Viele der Namen in diesem Buch kennt man. Berenice Abbott, Giséle Freund, Lee Miller - das sind die Protagonistinnen der "Neuen Fotografie" zu Beginn des zwanzigsten Jahrhunderts.

Claudia Fuchs | 25.07.2002
    Paris war in den zwanziger und dreißiger Jahren die Hauptstadt der Avantgarde und viele der ehrgeizigen jungen Frauen landeten zunächst im Atelier des Amerikaners Man Ray, der die Foto-Szene beherrschte. Sie wurden sein Modell, seine Assistentin oder seine Geliebte wie die schöne Lee Miller, die sich ebenso wie ihre Nachfolgerinnen nur mit Mühe von ihrem Mentor lösen konnte.

    Zehn Fotografinnen, die in Paris ihren eigenen Stil entwickelten und diese frühen Erfahrungen oft mitnahmen in die spätere Emigration hat die promovierte Romanistin Unda Hörner porträtiert.

    Mit dem kompakten Band ist der Autorin etwas sehr Erfreuliches geglückt.
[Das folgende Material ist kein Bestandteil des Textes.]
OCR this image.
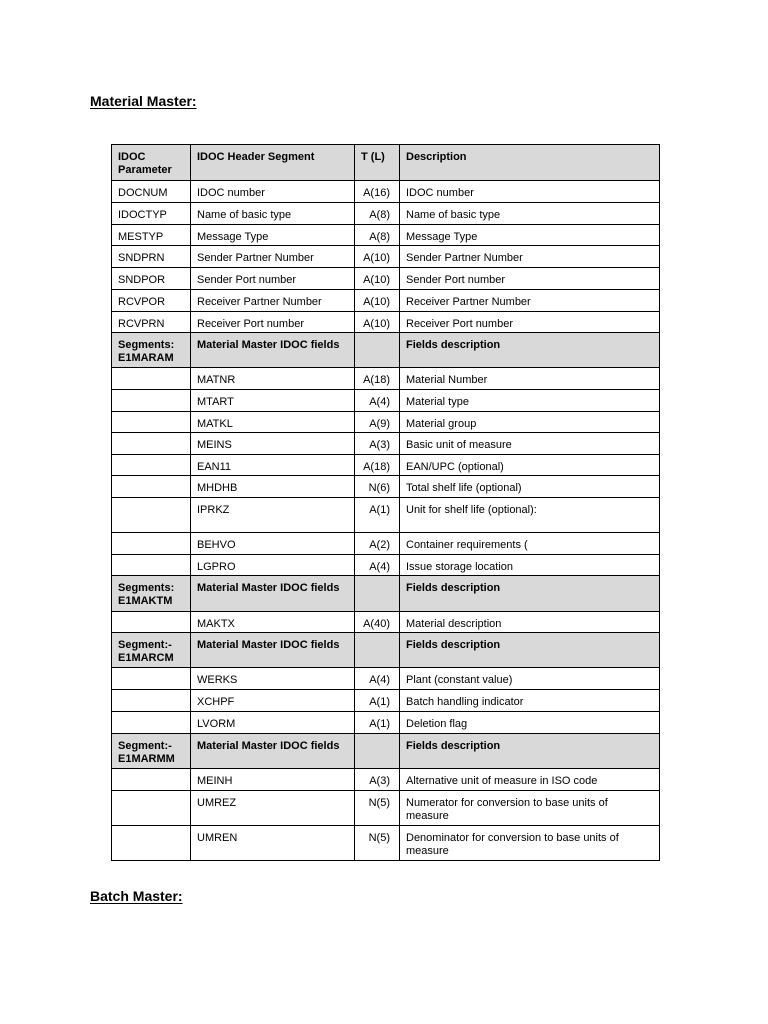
Material Master:
IDOC Parameter	IDOC Header Segment	T (L)	Description
DOCNUM	IDOC number	A(16)	IDOC number
IDOCTYP	Name of basic type	A(8)	Name of basic type
MESTYP	Message Type	A(8)	Message Type
SNDPRN	Sender Partner Number	A(10)	Sender Partner Number
SNDPOR	Sender Port number	A(10)	Sender Port number
RCVPOR	Receiver Partner Number	A(10)	Receiver Partner Number
RCVPRN	Receiver Port number	A(10)	Receiver Port number
Segments: E1MARAM	Material Master IDOC fields		Fields description
	MATNR	A(18)	Material Number
	MTART	A(4)	Material type
	MATKL	A(9)	Material group
	MEINS	A(3)	Basic unit of measure
	EAN11	A(18)	EAN/UPC (optional)
	MHDHB	N(6)	Total shelf life (optional)
	IPRKZ	A(1)	Unit for shelf life (optional):
	BEHVO	A(2)	Container requirements (
	LGPRO	A(4)	Issue storage location
Segments: E1MAKTM	Material Master IDOC fields		Fields description
	MAKTX	A(40)	Material description
Segment:- E1MARCM	Material Master IDOC fields		Fields description
	WERKS	A(4)	Plant (constant value)
	XCHPF	A(1)	Batch handling indicator
	LVORM	A(1)	Deletion flag
Segment:- E1MARMM	Material Master IDOC fields		Fields description
	MEINH	A(3)	Alternative unit of measure in ISO code
	UMREZ	N(5)	Numerator for conversion to base units of measure
	UMREN	N(5)	Denominator for conversion to base units of measure
Batch Master:
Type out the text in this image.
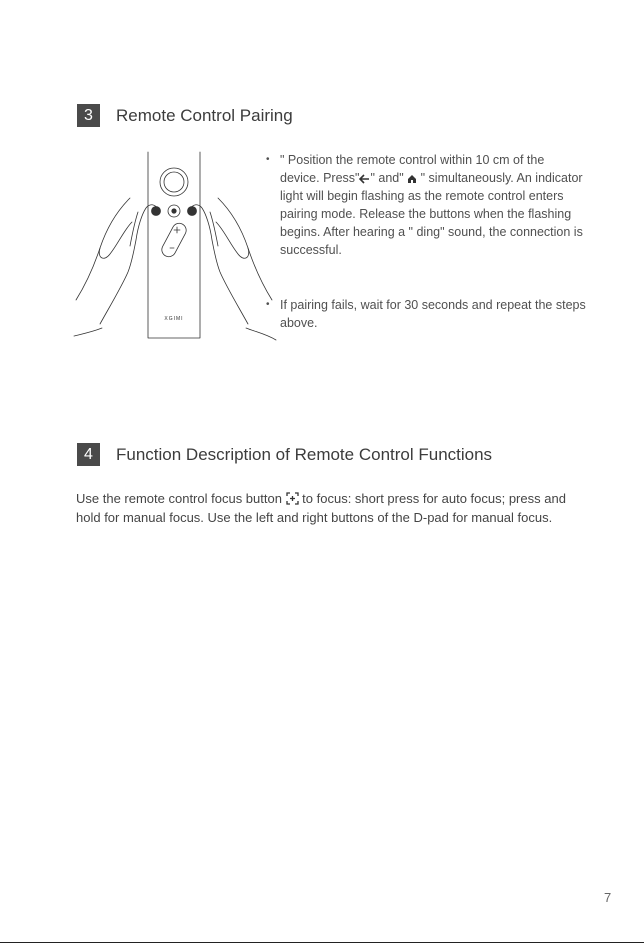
3	Remote Control Pairing
XGIMI
• " Position the remote control within 10 cm of the device. Press" " and"  " simultaneously. An indicator light will begin flashing as the remote control enters pairing mode. Release the buttons when the flashing begins. After hearing a " ding" sound, the connection is successful.
• If pairing fails, wait for 30 seconds and repeat the steps above.
4	Function Description of Remote Control Functions
Use the remote control focus button  to focus: short press for auto focus; press and hold for manual focus. Use the left and right buttons of the D-pad for manual focus.
7
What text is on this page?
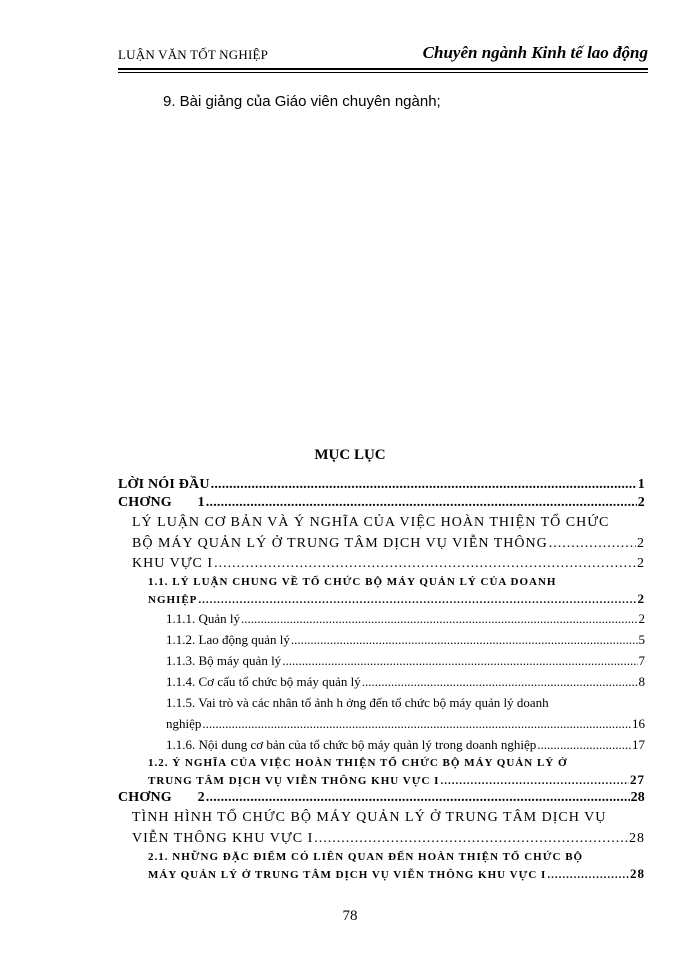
LUẬN VĂN TỐT NGHIỆP	Chuyên ngành Kinh tế lao động
9. Bài giảng của Giáo viên chuyên ngành;
MỤC LỤC
LỜI NÓI ĐẦU .....	1
CHƠNG 1 .....	2
LÝ LUẬN CƠ BẢN VÀ Ý NGHĨA CỦA VIỆC HOÀN THIỆN TỔ CHỨC
BỘ MÁY QUẢN LÝ Ở TRUNG TÂM DỊCH VỤ VIỄN THÔNG .....	2
KHU VỰC I .....	2
1.1. LÝ LUẬN CHUNG VỀ TỔ CHỨC BỘ MÁY QUẢN LÝ CỦA DOANH
NGHIỆP .....	2
1.1.1. Quản lý .....	2
1.1.2. Lao động quản lý .....	5
1.1.3. Bộ máy quản lý .....	7
1.1.4. Cơ cấu tổ chức bộ máy quản lý .....	8
1.1.5. Vai trò và các nhân tố ảnh h ởng đến tổ chức bộ máy quản lý doanh
nghiệp .....	16
1.1.6. Nội dung cơ bản của tổ chức bộ máy quản lý trong doanh nghiệp .....	17
1.2. Ý NGHĨA CỦA VIỆC HOÀN THIỆN TỔ CHỨC BỘ MÁY QUẢN LÝ Ở
TRUNG TÂM DỊCH VỤ VIỄN THÔNG KHU VỰC I .....	27
CHƠNG 2 .....	28
TÌNH HÌNH TỔ CHỨC BỘ MÁY QUẢN LÝ Ở TRUNG TÂM DỊCH VỤ
VIỄN THÔNG KHU VỰC I .....	28
2.1. NHỮNG ĐẶC ĐIỂM CÓ LIÊN QUAN ĐẾN HOÀN THIỆN TỔ CHỨC BỘ
MÁY QUẢN LÝ Ở TRUNG TÂM DỊCH VỤ VIỄN THÔNG KHU VỰC I .....	28
78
Sie stellt die Fotografinnen nicht nur in Einzelbiografien vor, sondern setzt sie in Verbindung mit dem künstlerischen und gesellschaftlichen Umfeld, das ihre Fotokunst prägte und dem sie ihre beruflichen Beziehungen verdankten. In dem Kapitel "Ein Fest für die Augen - Der Mythos Paris" beispielsweise werden die deutschen Emigrantinnen Ré Soupault, Ilse Bing und Marianne Breslauer vorgestellt, die hier fotografisch ihre künstlerischen Wurzeln fanden. Die kommentierend eingefügten Fotos zeigen, was die verspielten Alltagsszenen von Ilse Bing und Marianne Breslauer von den strengeren Kompositionen Ré Soupaults unterscheidet.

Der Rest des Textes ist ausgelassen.